Hello,
Technical: 20.10.67 using ODX
Connector: Cdata Ado.net provider for Json (2024)
Settings:
Source: Azure blob
Data Model=FlattenedDocuments;
Flatten Row Limit=1000000
I have a situation with a odx transfer task failing and crashing the ODX due to memory.
I need to jump in and help in a project where they need to get a very large json (85gb) into TX, because any previous attempts to ingest it fails. I ran a sample size to test (49mb) which resulted in roughly 550k rows and took 60s to run with a transfer task. One page (5000) takes around 200-300ms from looking at logs.

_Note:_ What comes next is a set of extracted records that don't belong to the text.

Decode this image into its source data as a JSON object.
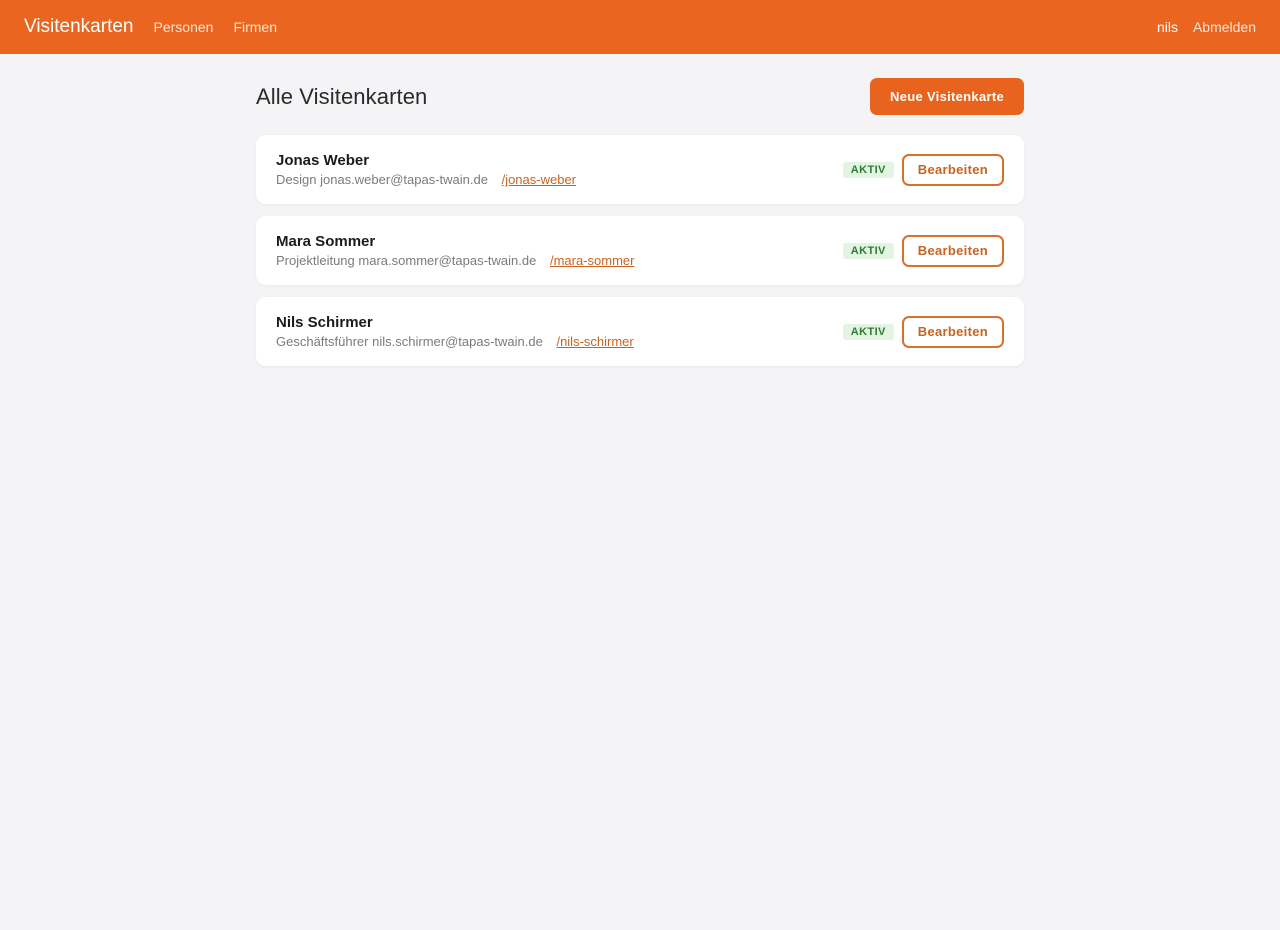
{
  "nav": {
    "brand": "Visitenkarten",
    "links": [
      "Personen",
      "Firmen"
    ],
    "user": "nils",
    "logout": "Abmelden"
  },
  "header": {
    "title": "Alle Visitenkarten",
    "new_button": "Neue Visitenkarte"
  },
  "cards": [
    {
      "name": "Jonas Weber",
      "role": "Design",
      "email": "jonas.weber@tapas-twain.de",
      "slug": "/jonas-weber",
      "status": "AKTIV",
      "edit_label": "Bearbeiten"
    },
    {
      "name": "Mara Sommer",
      "role": "Projektleitung",
      "email": "mara.sommer@tapas-twain.de",
      "slug": "/mara-sommer",
      "status": "AKTIV",
      "edit_label": "Bearbeiten"
    },
    {
      "name": "Nils Schirmer",
      "role": "Geschäftsführer",
      "email": "nils.schirmer@tapas-twain.de",
      "slug": "/nils-schirmer",
      "status": "AKTIV",
      "edit_label": "Bearbeiten"
    }
  ],
  "colors": {
    "brand": "#ea6620",
    "background": "#f4f4f6",
    "badge_bg": "#e3f4e3",
    "badge_text": "#2e7d32",
    "link": "#c8641f"
  }
}
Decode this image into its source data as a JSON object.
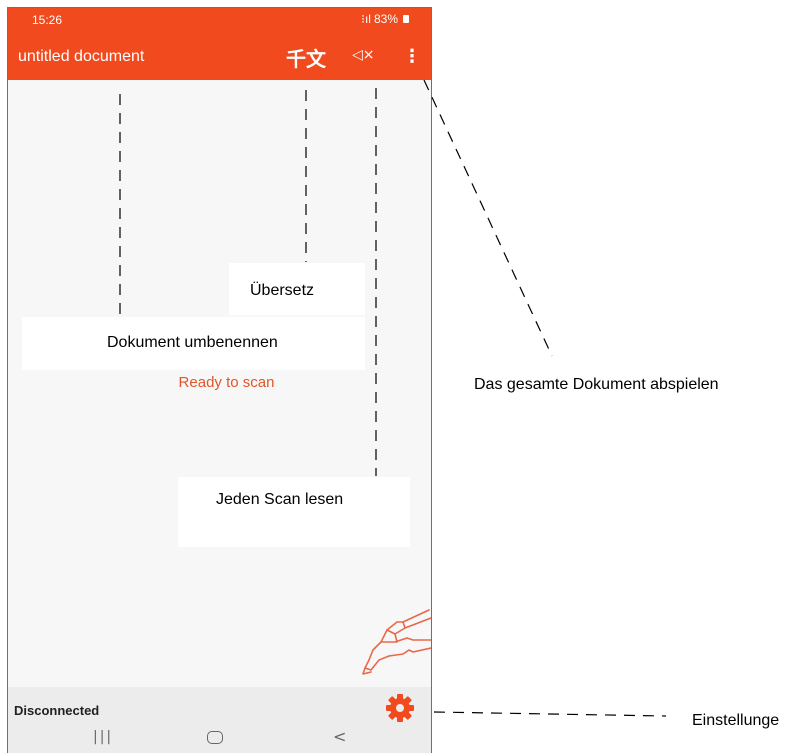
{
  "status_bar": {
    "time": "15:26",
    "signal_icons": "⁝ıl",
    "battery": "83%"
  },
  "app_bar": {
    "title": "untitled document",
    "translate_icon": "千文",
    "mute_icon": "◁×",
    "more_icon": "⋮"
  },
  "main": {
    "ready_text": "Ready to scan"
  },
  "bottom": {
    "connection_status": "Disconnected"
  },
  "navigation": {
    "recent": "|||",
    "back": "<"
  },
  "annotations": {
    "rename": "Dokument umbenennen",
    "translate": "Übersetz",
    "read_each_scan": "Jeden Scan lesen",
    "play_document": "Das gesamte Dokument abspielen",
    "settings": "Einstellunge"
  },
  "colors": {
    "accent": "#f04a1e",
    "ready_text": "#e0552a",
    "phone_border": "#4a73c4"
  }
}
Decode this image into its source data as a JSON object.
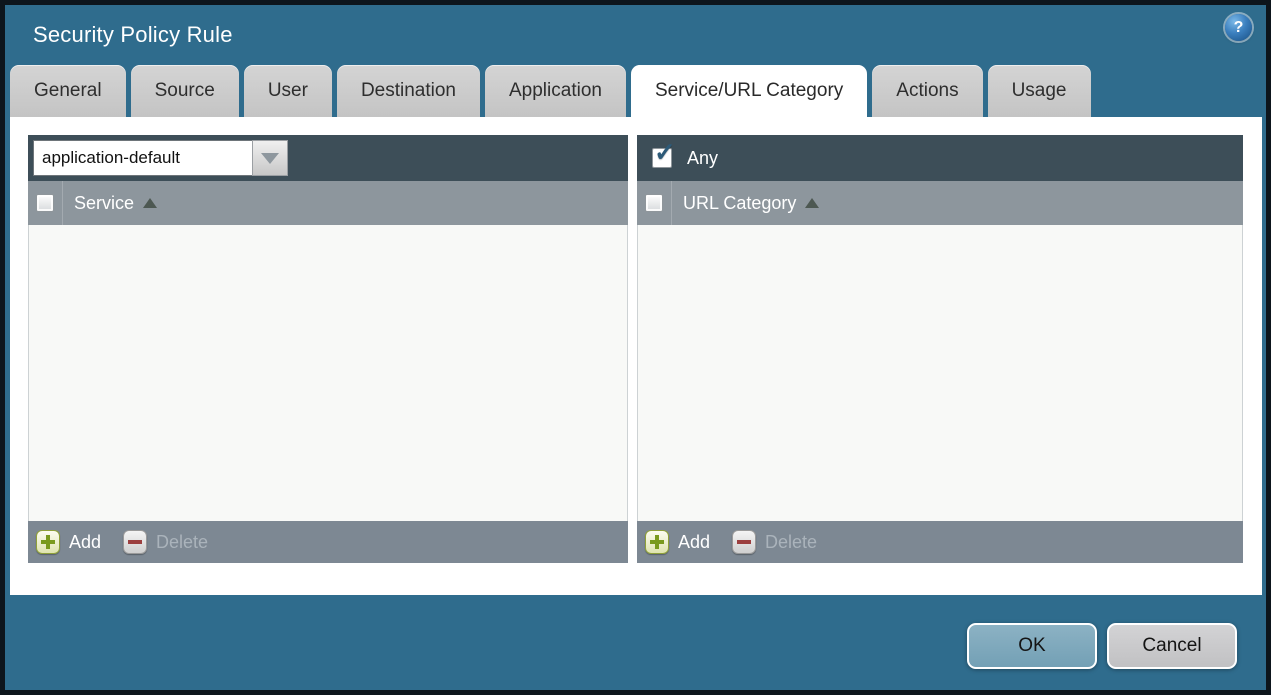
{
  "window": {
    "title": "Security Policy Rule"
  },
  "icons": {
    "help": "?",
    "check": "✓",
    "sort_asc": "sort-ascending-triangle",
    "dropdown": "chevron-down-triangle",
    "add": "green-plus",
    "delete": "red-minus"
  },
  "tabs": [
    {
      "label": "General",
      "active": false
    },
    {
      "label": "Source",
      "active": false
    },
    {
      "label": "User",
      "active": false
    },
    {
      "label": "Destination",
      "active": false
    },
    {
      "label": "Application",
      "active": false
    },
    {
      "label": "Service/URL Category",
      "active": true
    },
    {
      "label": "Actions",
      "active": false
    },
    {
      "label": "Usage",
      "active": false
    }
  ],
  "service_panel": {
    "dropdown_value": "application-default",
    "column_header": "Service",
    "rows": [],
    "add_label": "Add",
    "delete_label": "Delete",
    "delete_disabled": true
  },
  "url_category_panel": {
    "any_label": "Any",
    "any_checked": true,
    "column_header": "URL Category",
    "rows": [],
    "add_label": "Add",
    "delete_label": "Delete",
    "delete_disabled": true
  },
  "dialog_buttons": {
    "ok": "OK",
    "cancel": "Cancel"
  },
  "colors": {
    "background_teal": "#2f6c8d",
    "window_border": "#0d151c",
    "panel_header_dark": "#3d4e58",
    "column_header_gray": "#8d969d",
    "footer_bar_gray": "#7d8893",
    "list_body": "#f8f9f7",
    "tab_inactive": "#c9c9c9",
    "tab_active": "#ffffff",
    "ok_button": "#7fa9bc",
    "cancel_button": "#c9cacc",
    "add_icon_green": "#7a9a1e",
    "delete_icon_red": "#9c3f3f",
    "check_blue": "#2d5a78"
  }
}
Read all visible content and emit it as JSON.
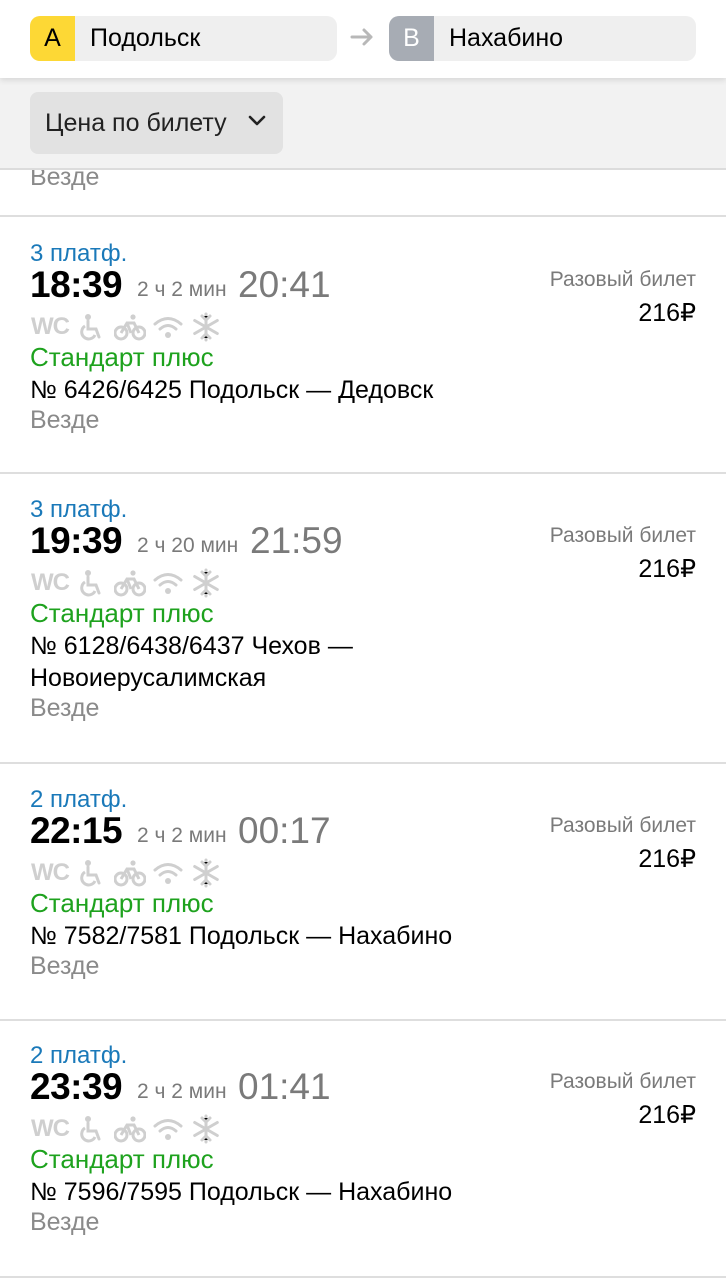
{
  "route": {
    "from_badge": "A",
    "from": "Подольск",
    "to_badge": "B",
    "to": "Нахабино"
  },
  "filter": {
    "label": "Цена по билету"
  },
  "prev_days": "Везде",
  "trips": [
    {
      "platform": "3 платф.",
      "departure": "18:39",
      "duration": "2 ч 2 мин",
      "arrival": "20:41",
      "wc": "WC",
      "class": "Стандарт плюс",
      "route": "№ 6426/6425 Подольск — Дедовск",
      "days": "Везде",
      "ticket": "Разовый билет",
      "price": "216₽"
    },
    {
      "platform": "3 платф.",
      "departure": "19:39",
      "duration": "2 ч 20 мин",
      "arrival": "21:59",
      "wc": "WC",
      "class": "Стандарт плюс",
      "route": "№ 6128/6438/6437 Чехов — Новоиерусалимская",
      "days": "Везде",
      "ticket": "Разовый билет",
      "price": "216₽"
    },
    {
      "platform": "2 платф.",
      "departure": "22:15",
      "duration": "2 ч 2 мин",
      "arrival": "00:17",
      "wc": "WC",
      "class": "Стандарт плюс",
      "route": "№ 7582/7581 Подольск — Нахабино",
      "days": "Везде",
      "ticket": "Разовый билет",
      "price": "216₽"
    },
    {
      "platform": "2 платф.",
      "departure": "23:39",
      "duration": "2 ч 2 мин",
      "arrival": "01:41",
      "wc": "WC",
      "class": "Стандарт плюс",
      "route": "№ 7596/7595 Подольск — Нахабино",
      "days": "Везде",
      "ticket": "Разовый билет",
      "price": "216₽"
    }
  ],
  "colors": {
    "platform": "#1a79b9",
    "class": "#1ea21e",
    "muted": "#7a7a7a",
    "icon": "#cfcfcf"
  }
}
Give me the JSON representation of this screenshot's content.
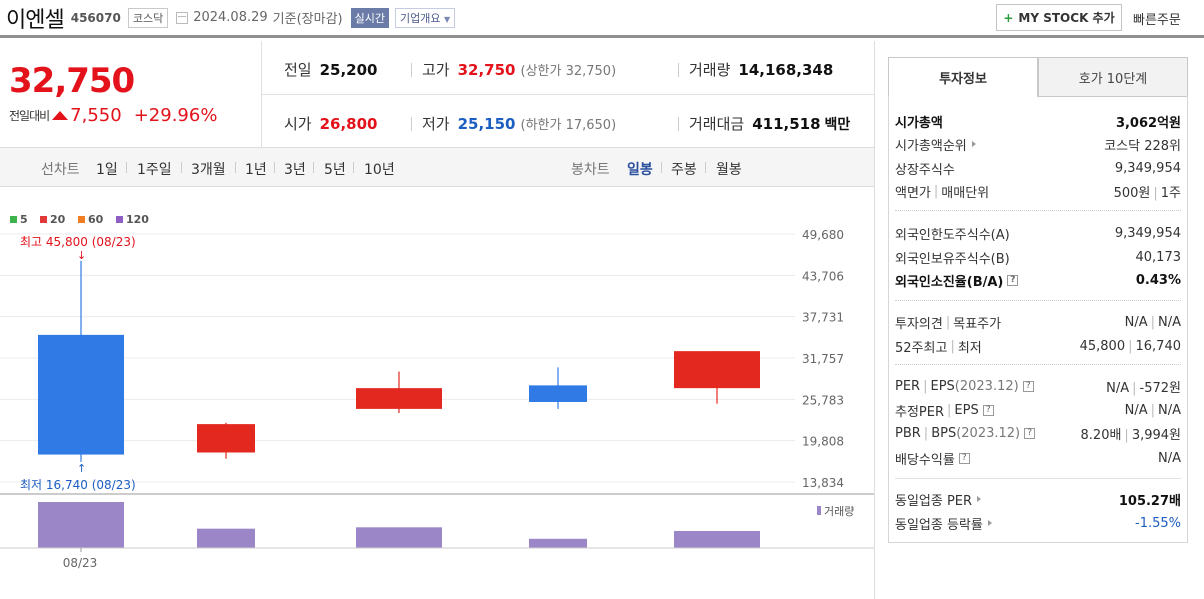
{
  "header": {
    "company_name": "이엔셀",
    "stock_code": "456070",
    "market_tag": "코스닥",
    "date": "2024.08.29",
    "date_suffix": "기준(장마감)",
    "realtime_label": "실시간",
    "company_info_label": "기업개요",
    "mystock_label": "MY STOCK 추가",
    "quick_order_label": "빠른주문"
  },
  "quote": {
    "current_price": "32,750",
    "diff_label": "전일대비",
    "diff_value": "7,550",
    "diff_percent": "+29.96%",
    "prev_close_label": "전일",
    "prev_close": "25,200",
    "high_label": "고가",
    "high": "32,750",
    "upper_limit": "(상한가 32,750)",
    "volume_label": "거래량",
    "volume": "14,168,348",
    "open_label": "시가",
    "open": "26,800",
    "low_label": "저가",
    "low": "25,150",
    "lower_limit": "(하한가 17,650)",
    "trade_value_label": "거래대금",
    "trade_value": "411,518",
    "trade_value_unit": "백만"
  },
  "period_tabs": {
    "line_chart_label": "선차트",
    "ranges": [
      "1일",
      "1주일",
      "3개월",
      "1년",
      "3년",
      "5년",
      "10년"
    ],
    "candle_label": "봉차트",
    "candle_types": [
      "일봉",
      "주봉",
      "월봉"
    ],
    "selected_candle": "일봉"
  },
  "chart_data": {
    "type": "candlestick",
    "moving_average_legend": [
      {
        "name": "5",
        "color": "#3cb44b"
      },
      {
        "name": "20",
        "color": "#e23a3a"
      },
      {
        "name": "60",
        "color": "#f07d22"
      },
      {
        "name": "120",
        "color": "#8e5ec4"
      }
    ],
    "y_ticks": [
      49680,
      43706,
      37731,
      31757,
      25783,
      19808,
      13834
    ],
    "y_tick_labels": [
      "49,680",
      "43,706",
      "37,731",
      "31,757",
      "25,783",
      "19,808",
      "13,834"
    ],
    "ylim": [
      13834,
      49680
    ],
    "candles": [
      {
        "open": 35100,
        "high": 45800,
        "low": 16740,
        "close": 17800,
        "direction": "down",
        "volume": 1.0
      },
      {
        "open": 18100,
        "high": 22400,
        "low": 17200,
        "close": 22200,
        "direction": "up",
        "volume": 0.42
      },
      {
        "open": 24400,
        "high": 29800,
        "low": 23800,
        "close": 27400,
        "direction": "up",
        "volume": 0.45
      },
      {
        "open": 27800,
        "high": 30400,
        "low": 24400,
        "close": 25400,
        "direction": "down",
        "volume": 0.2
      },
      {
        "open": 27400,
        "high": 32750,
        "low": 25150,
        "close": 32750,
        "direction": "up",
        "volume": 0.37
      }
    ],
    "high_annotation": "최고 45,800 (08/23)",
    "low_annotation": "최저 16,740 (08/23)",
    "volume_label": "거래량",
    "x_label": "08/23",
    "up_color": "#e3281f",
    "down_color": "#2f7ae5",
    "volume_color": "#9b86c8"
  },
  "panel": {
    "tabs": [
      "투자정보",
      "호가 10단계"
    ],
    "active_tab": "투자정보",
    "market_cap_label": "시가총액",
    "market_cap": "3,062억원",
    "market_cap_rank_label": "시가총액순위",
    "market_cap_rank": "코스닥 228위",
    "listed_shares_label": "상장주식수",
    "listed_shares": "9,349,954",
    "face_value_label": "액면가",
    "trade_unit_label": "매매단위",
    "face_value": "500원",
    "trade_unit": "1주",
    "foreign_limit_label": "외국인한도주식수(A)",
    "foreign_limit": "9,349,954",
    "foreign_hold_label": "외국인보유주식수(B)",
    "foreign_hold": "40,173",
    "foreign_ratio_label": "외국인소진율(B/A)",
    "foreign_ratio": "0.43%",
    "opinion_label": "투자의견",
    "target_label": "목표주가",
    "opinion": "N/A",
    "target": "N/A",
    "week52_label": "52주최고",
    "week52_low_label": "최저",
    "week52_high": "45,800",
    "week52_low": "16,740",
    "per_label": "PER",
    "eps_label": "EPS",
    "eps_year": "(2023.12)",
    "per": "N/A",
    "eps": "-572원",
    "est_per_label": "추정PER",
    "est_eps_label": "EPS",
    "est_per": "N/A",
    "est_eps": "N/A",
    "pbr_label": "PBR",
    "bps_label": "BPS",
    "bps_year": "(2023.12)",
    "pbr": "8.20배",
    "bps": "3,994원",
    "dividend_label": "배당수익률",
    "dividend": "N/A",
    "sector_per_label": "동일업종 PER",
    "sector_per": "105.27배",
    "sector_change_label": "동일업종 등락률",
    "sector_change": "-1.55%"
  }
}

If it is linear it would mean upwards of 900 million rows (we do not know the actual row amount) and it could take upwards of 30h if we assume linear scaling here. One easy problem was timeout time, which I fixed by increasing the ODX timeout from 2 hours to 24 hours during testing.
Currently I can get it to run to around 6-7 hours but then it fails due to the ODX crashing with the following error. System.OutOfMemoryException: Exception of type 'System.OutOfMemoryException' was thrown.
This is where I am currently stuck.
I need help to get the data into the system without crashing the entire ODX. I do not care if the transfer takes 30 hours, since it’s will only be done once a year.
Thoughts I have.
1. One possible issue I am not sure about, was that previously at around 3 hours the load would get the error: “Over 250000 flattened rows would be generated from a single element. Please choose a different DataModel or increase the FlattenRowLimit “. I adjusted it to 1million and then it gets past that point. Any lower amount seems to fail, can this cause the problems?
2. The ODX is set up with a batch size of “single batch”. Can changing this to something like 300k possibly fix the memory failure?
3.One idea I have is for the source to split the json into multiple files. However, then we need to aggregate the files in the connector and I assume run into the same problems? Or we need to manually handle 100+ RSD files which does not seem sustainable.
4.Possibly changing to TX own enhanced connectors, but this cdata json connector works for every other file so I do not know if this will make any difference since its memory timeout failing.
5. Any suggestions on pagesize? Couldn’t see that much of a difference between 1000 and 5000.
I am open to any suggestion or help, if anyone has solved this or has a workaround.
Thank you,
Victor